# Chopsticks



## Jmadams13

I want to start trying cooking with chopsticks. I use them to eat a lot, but only the cheap carryout kind. What are your recomendations for plating and while cooking?

Thanks 
Joe


----------



## Seth

I had moribashi but sold them to a forum member because I found them to be too slippery. Probably more my fine motor skills. Maybe the guy I sold them too will chime in.


----------



## lowercasebill

http://korin.com/Kitchenware_2/Kitchen-Utensils_2

scroll down the page they have cooking and plating in wood.. 

i use 13 in. wood for cooking [my son brought ne 2 sets from japan] i use them all the time and.....

i have 2 sets of moribashi one from Jon at JKI and a pair brought from japan.. 
i would start with wood before investing in fancy moribashi , i have considerable fine motor skills and i find them hard to use .but they sure look nice on display with the knives . i think the learning curve would not be helpful in a commercial kitchen


----------



## Jmadams13

Thanks for the tip. I'm going to definitely start using them at home first, till I develope the skill and muscle memory for when things get crazy at work. 

I'm thinking of ordering a few different ones and different lengths from korin. Being that cheap, why not spend the 20 and try different ones out.


----------



## Seth

lowercasebill said:


> .... , i have considerable fine motor skills...



I really, really hope so!!!


----------



## MrBoogs

If I might be so bold, I keep a set of these in my bag and find it gets me pretty much all the way there. 

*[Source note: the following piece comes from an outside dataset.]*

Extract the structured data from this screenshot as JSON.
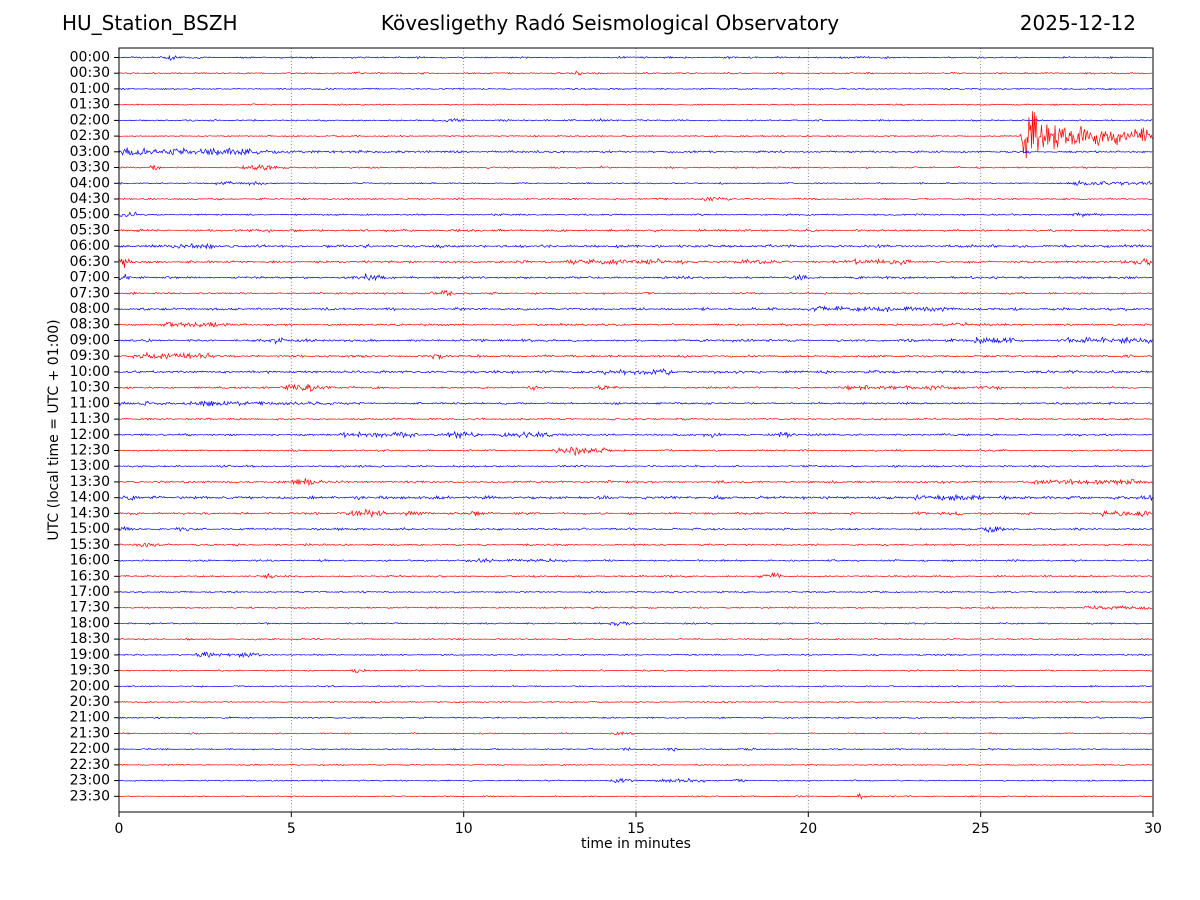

http://www.amazon.com/dp/B0011EVWYW/?tag=skimlinks_replacement-20

The plastic handle makes a very good heat sink, the tips are textured which is very helpful for frying, and at this cost I wouldn't weep if I lost them.


----------



## Von blewitt

I use a pair of moribashi for finishing details on some dishes, but I'm in a 30 seat fine diner. I wouldn't be able to keep up in a busy place haha
 
I sometimes practice moving single grains of rice or sea salt flakes..... But I'm weird:razz:


----------



## slowtyper

I have a pair I bought during a trip to Japan. I try to use it on the line sometimes, but its hard to work quickly with them. Still, its an open kitchen so its nice to have them out and put on a little show sometimes, haha.


----------



## Zwiefel

I have a couple of pair of wood ones: one thats about 13-14" and a bit thicker than usual chopsticks; the other is about 9-10" and the usual thickness but with grooves carved in about 1/4" apart on the last 3".

The latter are MUCH better for cooking. I use them for things like turning each cube of meat individually when browning meat for stew or chili...for manipulating doughnuts, eggrolls, fish, etc. When Im deep-frying.

I really like them, but havent found wide use for them.
:2cents:


----------



## schanop

Von blewitt said:


> I use a pair of moribashi for finishing details on some dishes, but I'm in a 30 seat fine diner. I wouldn't be able to keep up in a busy place haha
> 
> I sometimes practice moving single grains of rice or sea salt flakes..... But I'm weird:razz:



That's a good kung fu practice. Try quail egg sometimes,


----------



## MadMel

For plating, there are 2 major considerations: Balance and how narrow the tips are. I find that the tip heavy moribashis are a lot more difficult to control and are not as suited to plating fine details. Narrow tips mean how close to the end of the chopsticks do the tips touch. You want it to be touching RIGHT AT THE END, especially if you are using it to plate fine details.

For cooking, considerations are heat resistance, balance and weight, length. I believe these are pretty self explainatory.

Best of luck in your search! BTW Jon at JKI has a few. I fully recommend trying out any chopsticks before making a purchase.


----------



## Sambal

Von blewitt said:


> I sometimes practice moving single grains of rice or sea salt flakes..... But I'm weird:razz:




Ah glasshopper . . . after this you now must try picking up an almost completely melted globule of ice cube!
Been there, done that.


----------



## MadMel

Sambal said:


> Ah glasshopper . . . after this you now must try picking up an almost completely melted globule of ice cube!
> Been there, done that.



I do mung beans for precision and marbles for strenth


----------



## xuz

Sambal said:


> Ah glasshopper . . . after this you now must try picking up an almost completely melted globule of ice cube!
> Been there, done that.



But can you do this?
[video=youtube;YYSenACVQ6s]http://www.youtube.com/watch?v=YYSenACVQ6s[/video]


----------



## Sambal

xuz said:


> But can you do this?
> [video=youtube;YYSenACVQ6s]http://www.youtube.com/watch?v=YYSenACVQ6s[/video]



Amazing! But not fair, two hands. Ha Ha! This could be edited with Chopsticks music.


----------



## kpeddie2010

i use moribashi only when i do fine plating and small amuse bouches because i find it to be ineffiecient. hands and spoons and tweezers are much faster.


----------